In der Slowakei Motorrad zu fahren ist recht entspannend. Wer
langsamer ist, weicht über die rechte Markierungslinie auf den
Standstreifen aus, den es auf allen größeren Landstraßen gibt. So
kann der Schnellere zügig überholen.
Schließlich bogen wir auf eine kleine Straße nach
Györ ab, die es in sich hatte.
Auf Betonplatten mit erheblichen Höhenunterschieden war einfach eine Teerdecke aufgezogen worden auf der wir gen Ungarn hoppelten. Ab der Donauüberfahrt war es dann zum Glück mit dem Gehoppel wieder vorbei.
Von Györ verlief unsere geplante Route nach
Szekesfehervar. Meine Erinnerungen kehrten beim
Fahren auf dieser Straße zurück. Wie oft war ich diese Strecke
schon vor 25-30 Jahren gefahren, zu allen Jahreszeiten, sowohl mit
dem Auto als auch mit dem Motorrad. Mancher Blickwinkel kam mir
bekannt vor, aber es hat sich innerhalb der letzten drei
Jahrzehnten doch sehr viel dort verändert, angefangen vom
Gesellschaftssystem, dass Freiheit und Wohlstand für alle
versprach, an dem aber nicht alle bis heute teilhaben.
Zumindest, wenn man den Wohlstand an der Zahl der Autos misst,
gehört Ungarn zu den reichen Nationen. Es ist erstaunlich was sich
so alles über die schmalen, kurvenreichen Landstraßen quält. Ein
unwahrscheinlicher Verkehr, der erst nach
Szekesfehervar auf der Straße nach
Dunaföldvar erträglich wurde.
Schließlich erreichten wir Dunaföldvar und fuhren durch die kleine, nette Innenstadt in Richtung Kecskemet, die nächste, großen Stadt, die im Zentrum der großen ungarischen Tiefebene liegt. Bis wir allerdings dort ankamen, aßen wir in Solt, dem früheren Ziel meiner Fahrten, zu Mittag. Auch in diesem Ort hat sich sehr viel verändert, so dass ich ihn kaum wiedererkannte. Einzig noch das Schild am Restaurant "Aranykulcs Vendeglö" war das selbe wie in früheren Zeiten.

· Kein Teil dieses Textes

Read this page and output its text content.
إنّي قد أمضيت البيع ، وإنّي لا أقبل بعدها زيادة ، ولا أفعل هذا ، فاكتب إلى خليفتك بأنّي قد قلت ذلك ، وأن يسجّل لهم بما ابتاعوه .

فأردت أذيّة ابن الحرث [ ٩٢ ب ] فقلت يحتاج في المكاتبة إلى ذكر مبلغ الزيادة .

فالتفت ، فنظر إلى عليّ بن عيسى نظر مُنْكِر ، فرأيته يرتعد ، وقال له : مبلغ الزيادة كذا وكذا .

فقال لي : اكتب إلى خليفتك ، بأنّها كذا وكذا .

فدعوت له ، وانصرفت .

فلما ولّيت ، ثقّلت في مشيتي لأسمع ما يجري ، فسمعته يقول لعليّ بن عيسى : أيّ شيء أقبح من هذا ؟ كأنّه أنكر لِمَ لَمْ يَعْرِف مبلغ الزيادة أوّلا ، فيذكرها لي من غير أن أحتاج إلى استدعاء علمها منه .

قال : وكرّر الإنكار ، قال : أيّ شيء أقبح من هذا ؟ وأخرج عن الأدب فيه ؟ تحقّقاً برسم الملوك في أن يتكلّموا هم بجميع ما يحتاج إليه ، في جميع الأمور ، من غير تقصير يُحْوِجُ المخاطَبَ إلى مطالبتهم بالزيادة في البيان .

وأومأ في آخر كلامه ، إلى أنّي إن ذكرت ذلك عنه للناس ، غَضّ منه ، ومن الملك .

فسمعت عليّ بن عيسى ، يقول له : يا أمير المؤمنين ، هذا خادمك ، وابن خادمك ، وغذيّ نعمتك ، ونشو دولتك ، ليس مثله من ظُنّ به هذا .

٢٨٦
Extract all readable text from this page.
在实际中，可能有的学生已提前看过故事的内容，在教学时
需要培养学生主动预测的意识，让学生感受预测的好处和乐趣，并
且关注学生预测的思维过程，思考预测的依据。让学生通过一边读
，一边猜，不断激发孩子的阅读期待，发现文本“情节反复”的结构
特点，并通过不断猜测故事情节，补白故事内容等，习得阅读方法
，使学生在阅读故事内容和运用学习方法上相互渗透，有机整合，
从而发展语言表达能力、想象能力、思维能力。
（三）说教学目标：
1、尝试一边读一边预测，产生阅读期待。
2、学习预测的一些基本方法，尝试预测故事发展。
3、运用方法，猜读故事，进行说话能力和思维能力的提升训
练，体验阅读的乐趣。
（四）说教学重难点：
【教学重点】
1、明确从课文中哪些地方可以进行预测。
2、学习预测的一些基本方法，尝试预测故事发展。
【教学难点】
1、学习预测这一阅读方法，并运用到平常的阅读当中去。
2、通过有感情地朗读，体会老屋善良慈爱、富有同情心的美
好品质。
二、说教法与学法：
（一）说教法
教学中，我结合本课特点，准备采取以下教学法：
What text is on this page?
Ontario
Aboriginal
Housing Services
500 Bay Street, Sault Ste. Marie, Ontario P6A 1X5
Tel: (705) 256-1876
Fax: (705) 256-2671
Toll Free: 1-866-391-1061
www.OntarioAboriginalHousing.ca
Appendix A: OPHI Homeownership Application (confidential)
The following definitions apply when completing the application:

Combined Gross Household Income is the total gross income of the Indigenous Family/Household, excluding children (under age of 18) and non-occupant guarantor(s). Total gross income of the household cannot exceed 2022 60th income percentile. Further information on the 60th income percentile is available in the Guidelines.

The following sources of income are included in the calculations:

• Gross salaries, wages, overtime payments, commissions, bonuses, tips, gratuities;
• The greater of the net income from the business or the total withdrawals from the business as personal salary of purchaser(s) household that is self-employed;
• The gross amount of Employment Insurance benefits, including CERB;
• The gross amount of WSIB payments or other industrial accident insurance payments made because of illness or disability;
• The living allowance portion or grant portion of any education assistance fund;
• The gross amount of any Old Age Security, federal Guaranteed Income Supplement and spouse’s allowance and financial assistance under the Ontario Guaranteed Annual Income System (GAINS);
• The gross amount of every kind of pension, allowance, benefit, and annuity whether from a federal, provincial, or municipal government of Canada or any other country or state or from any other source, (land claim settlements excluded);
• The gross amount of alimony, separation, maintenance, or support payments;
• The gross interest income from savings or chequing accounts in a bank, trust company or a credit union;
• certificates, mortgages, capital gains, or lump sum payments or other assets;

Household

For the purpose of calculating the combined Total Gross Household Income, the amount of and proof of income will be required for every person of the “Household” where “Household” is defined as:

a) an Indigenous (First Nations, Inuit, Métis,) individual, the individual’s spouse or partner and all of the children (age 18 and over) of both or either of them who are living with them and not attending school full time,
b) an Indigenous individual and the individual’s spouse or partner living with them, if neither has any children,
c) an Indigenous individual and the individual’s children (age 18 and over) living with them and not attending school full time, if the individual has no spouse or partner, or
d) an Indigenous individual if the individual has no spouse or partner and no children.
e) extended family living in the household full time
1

Dann ging die Fahrt weiter über eine immer geradeausführende
Straße, mit vielen Baustellen und einem enormen Lasterverkehr. Wir
nutzen jede Baustellenampel um vor die LKW-Schlange zu kommen. Nach
einer Stunde Fahrt für die 60 Kilometer, kamen wir in
Kecskemet an und änderten die Richtung nach Süden,
da Szeged ganz im Südosten des Landes liegt. Noch
einmal 90 Kilometer waren zurückzulegen. Eigentlich wollten wir die
Abkürzung über Soltvadkert nehmen, aber irgendwie
müssen wir an der Abbiegung vorbeigefahren sein.
Auch diese Strecke zeichnet sich nicht durch landschaftliche
Finessen aus und der Straßenverlauf ist meist schnurgeradeaus. Es
lies sich aber durch die gute Straßendecke wunderbar schnell
fahren, so dass die Kilometer nur so hinter uns flogen.
So erreichten wir unser Tagesziel Szeged. Nun
mussten wir nur noch unsere vorgebuchte "Palma Panzio" in der Mitte
Szegeds finden, ein nicht einfaches Unterfangen.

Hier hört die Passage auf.